The Istanbul Metropolitan Municipality's latest housing survey, released quietly last month, contains sobering numbers about the informal settlements that now define parts of Beyoğlu. Of the 47,300 residential buildings in the district, municipal officials estimate that 8,420—roughly 18 percent—lack proper building permits or have been substantially altered without authorisation. The figures offer the most concrete picture yet of housing precarity in a neighbourhood where rapid gentrification and displacement are creating unprecedented pressures.
Consider the data by street: Tarlabaşı, historically one of Istanbul's poorest quarters, has seen average rental prices surge from 12,000 Turkish lira to 31,500 lira in just four years—a 163 percent increase. Yet simultaneously, the 2024 census showed the neighbourhood's population actually declined by 12 percent, from 34,200 to 30,100 residents.
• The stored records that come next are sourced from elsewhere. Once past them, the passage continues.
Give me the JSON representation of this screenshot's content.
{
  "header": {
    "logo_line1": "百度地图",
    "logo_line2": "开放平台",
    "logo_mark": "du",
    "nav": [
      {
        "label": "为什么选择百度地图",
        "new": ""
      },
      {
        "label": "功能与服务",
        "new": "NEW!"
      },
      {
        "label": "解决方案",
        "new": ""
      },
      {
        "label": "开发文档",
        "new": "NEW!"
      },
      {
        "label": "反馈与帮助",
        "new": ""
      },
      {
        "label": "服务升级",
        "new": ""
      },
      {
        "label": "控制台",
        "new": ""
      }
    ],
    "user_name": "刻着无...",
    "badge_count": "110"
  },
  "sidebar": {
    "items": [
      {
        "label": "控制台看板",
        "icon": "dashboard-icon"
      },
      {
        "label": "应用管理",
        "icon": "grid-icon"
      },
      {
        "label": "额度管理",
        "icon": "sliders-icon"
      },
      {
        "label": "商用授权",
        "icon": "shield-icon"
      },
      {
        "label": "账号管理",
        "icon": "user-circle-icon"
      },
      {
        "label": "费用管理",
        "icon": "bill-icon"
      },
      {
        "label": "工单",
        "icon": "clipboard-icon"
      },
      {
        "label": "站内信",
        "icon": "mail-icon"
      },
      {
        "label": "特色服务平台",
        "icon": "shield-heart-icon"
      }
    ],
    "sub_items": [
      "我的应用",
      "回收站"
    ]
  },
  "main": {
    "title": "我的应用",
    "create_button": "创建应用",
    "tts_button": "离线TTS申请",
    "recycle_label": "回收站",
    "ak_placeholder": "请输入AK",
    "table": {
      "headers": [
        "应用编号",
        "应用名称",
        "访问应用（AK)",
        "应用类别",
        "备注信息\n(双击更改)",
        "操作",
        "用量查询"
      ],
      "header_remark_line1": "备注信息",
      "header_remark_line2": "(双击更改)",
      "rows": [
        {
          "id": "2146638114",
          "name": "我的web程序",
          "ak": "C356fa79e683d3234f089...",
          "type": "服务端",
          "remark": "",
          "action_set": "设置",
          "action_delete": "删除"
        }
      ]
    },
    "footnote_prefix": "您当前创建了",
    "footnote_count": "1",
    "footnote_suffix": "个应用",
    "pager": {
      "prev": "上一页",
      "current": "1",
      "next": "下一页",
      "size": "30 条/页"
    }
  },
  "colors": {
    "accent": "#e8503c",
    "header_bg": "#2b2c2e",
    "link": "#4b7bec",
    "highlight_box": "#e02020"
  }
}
This paradox tells the story of who remains: fewer families, more short-term rentals aimed at tourists and transient workers.
The municipality's building stock analysis reveals other patterns. In Kasımpaşa, directly across the Golden Horn, 34 percent of structures were constructed before 1980, and 41 percent of those predate seismic safety standards updated after the 1999 earthquakes. Structural engineers working with the Beyoğlu municipality estimate roughly 2,800 buildings in the district require urgent reinforcement—a backlog that could take a decade to address at current funding levels of 45 million lira annually.
The informal housing data extends to utility access. Water connections records show that 6,200 households in Cihangir, Tarlabaşı, and Kasımpaşa neighbourhoods have irregular supply documentation, suggesting either undocumented construction or metres that aren't properly registered. Electricity authority records indicate similar gaps: 4,100 connections lack standard tariff classification.
Demographic shifts accompany these structural challenges. The district's Syrian refugee population reached 18,400 according to April registration data—up 27 percent from 2023. Meanwhile, the Turkish-origin population has contracted, creating a neighbourhood transformed within a single decade. Housing organisations working in Beyoğlu report that 23 percent of their caseload involves families living in single rooms, compared to 7 percent city-wide.
These statistics don't capture lived experience: the families negotiating informal agreements with landlords, the elderly residents in century-old buildings with no elevators. But they quantify the scale of Istanbul's housing emergency in measurable, undeniable terms. Without intervention, officials privately acknowledge, Beyoğlu's transformation from working-class neighbourhood to increasingly unaffordable district will accelerate further.